Asked if Lifland was giving Macy’s the inside track on its competitors in its effort to produce a consensual plan, a source close to the negotiations said, “That seems to be the case.”

The source noted there were several factors that went into Lifland’s decision, including the fact that the parties could not reach a consensus regarding Federated’s proposal and that Macy’s bondholders have now thrown their support behind Macy’s proposal.

Sources believe Federated’s inability to come up with a superior proposal convinced bondholders to back Macy’s proposal. In addition, Macy’s has sweetened its offer to junior bondholders, who had been opposing the Macy’s plan, by offering them approximately $10 million in gift certificates. There may have been some other incentives, though most believe that Macy’s revised term sheet, submitted April 29 along with those from Federated and the bondholders, has not been dramatically revised. Macy’s valued its distribution to creditors at $3.6 billion with another $260 million to be distributed in the form of warrants and stock purchase rights.

Lifland also reportedly believes that the value of Macy’s has increased significantly, possibly as much as $800 million, since it filed for Chapter 11 in January 1992. Macy’s has cut costs and has been meeting its business plans.

Macy’s had no comment on Sunday.

Vance did not mention Federated’s proposal or the one made by bondholders in his announcement, which the source close to the negotiations said was intentionally done to downplay proposals other than Macy’s.

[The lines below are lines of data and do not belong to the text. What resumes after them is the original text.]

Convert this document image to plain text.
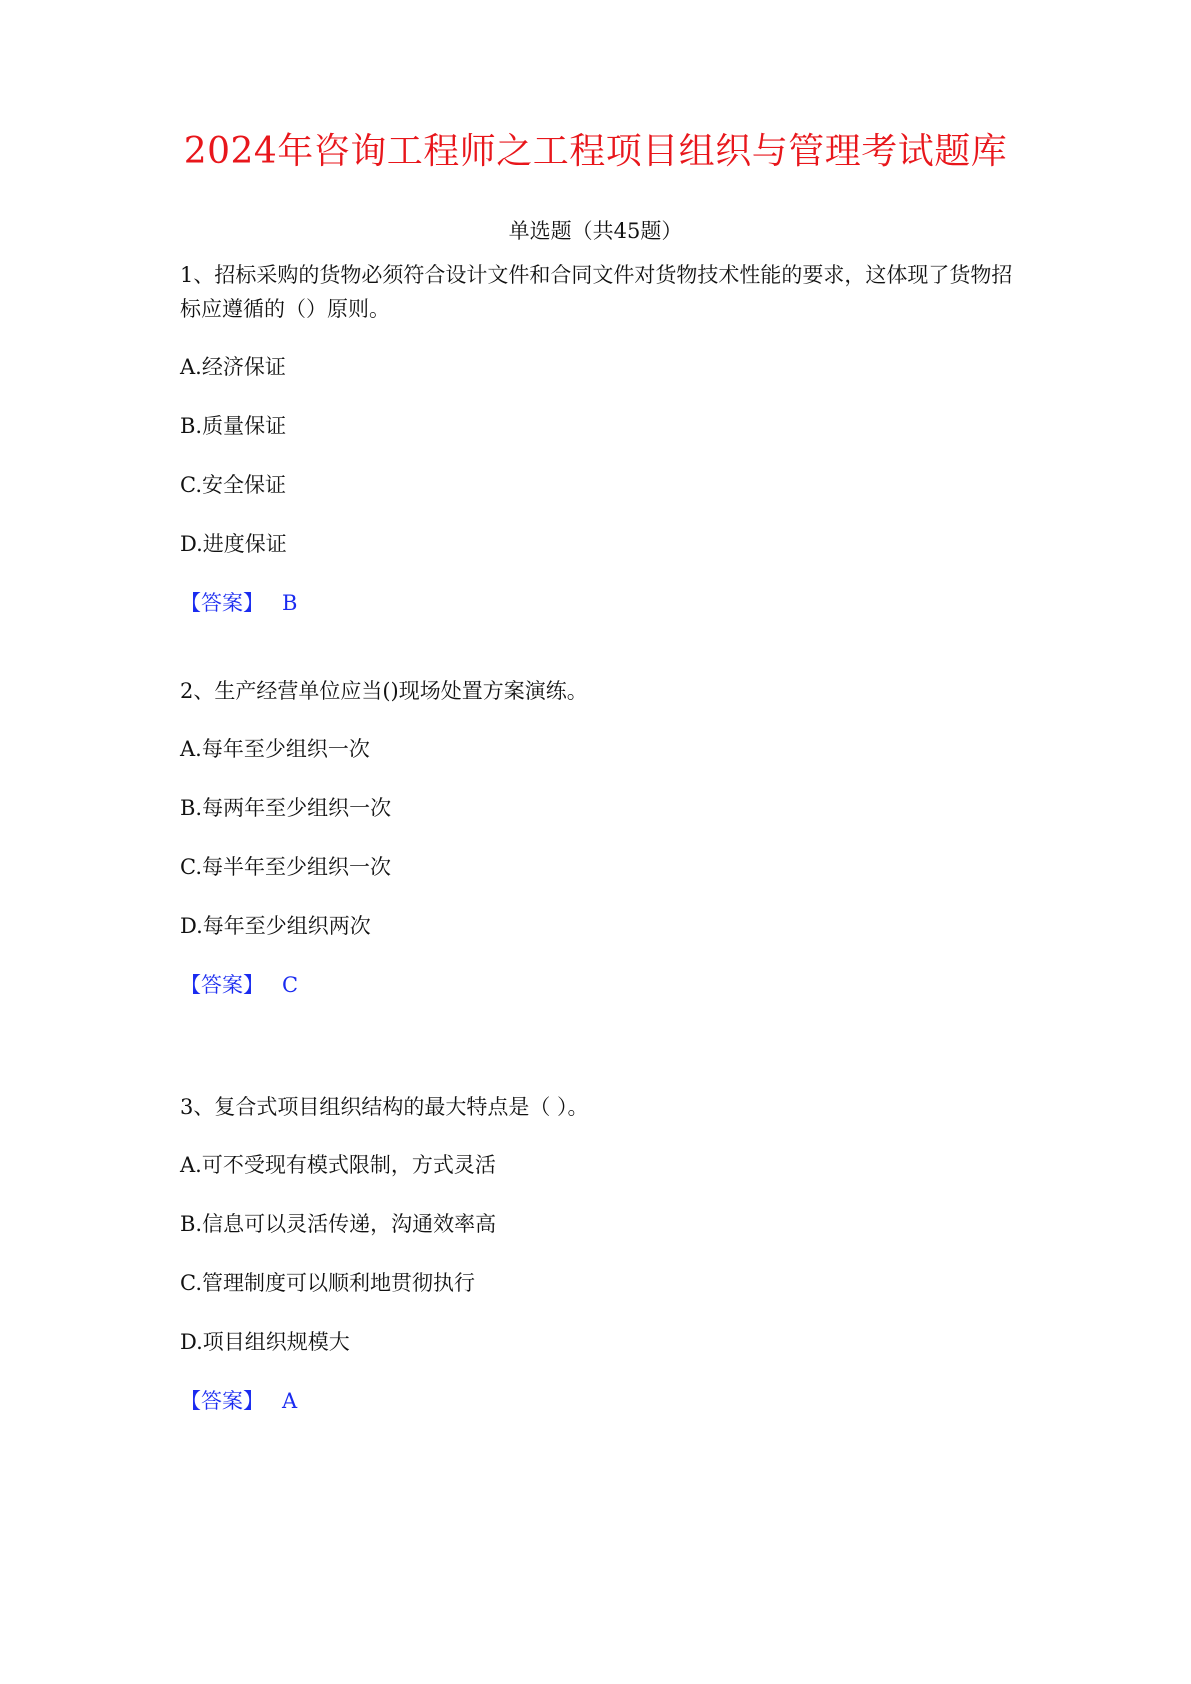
2024年咨询工程师之工程项目组织与管理考试题库
单选题（共45题）

1、招标采购的货物必须符合设计文件和合同文件对货物技术性能的要求，这体现了货物招标应遵循的（）原则。

A.经济保证
B.质量保证
C.安全保证
D.进度保证
【答案】 B

2、生产经营单位应当()现场处置方案演练。

A.每年至少组织一次
B.每两年至少组织一次
C.每半年至少组织一次
D.每年至少组织两次
【答案】 C

3、复合式项目组织结构的最大特点是（ ）。

A.可不受现有模式限制，方式灵活
B.信息可以灵活传递，沟通效率高
C.管理制度可以顺利地贯彻执行
D.项目组织规模大
【答案】 A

Another source said Friday’s statement represents good short-term news for Macy’s, which is privately playing it up like a victory, “but it’s not the end.” Macy’s principals reportedly are meeting this morning over breakfast for an update on the company’s progress. “Federated has made a lot of progress with secured creditors, but the king makers here have been the unsecured. That’s been the swing vote,” the source added.

Concerning the timing of Macy’s emergence from Chapter 11, the source said Macy’s should still emerge from bankruptcy’s clutches roughly by Christmas time, in accordance with Macy’s own timetable.

For some, though, Vance’s announcement Friday raised more questions than it answered. Arthur Steinberg, representing Macy’s bank syndicate creditors, was among those looking for an explanation.

He said he asked Michael Sigal, Vance’s lawyer, what the release meant with regard to Federated’s proposal for reorganizing Macy’s and was told, “It’s up to you to decide if Federated is in or out.”

“I truthfully don’t know what that means,” Steinberg said.

Bret Miller, of Otterbourg, Steindler, Houston & Rosen, counsel to the creditors’ committee, was similarly confused by the release, saying, “I don’t know what it means.”

One retail expert’s interpretation was,”All Lifland is doing is going back to his original statement of February, giving Macy’s first crack at filing a reorganization plan, [through granting an exclusivity period]. It is a reaffirmation of his ruling.”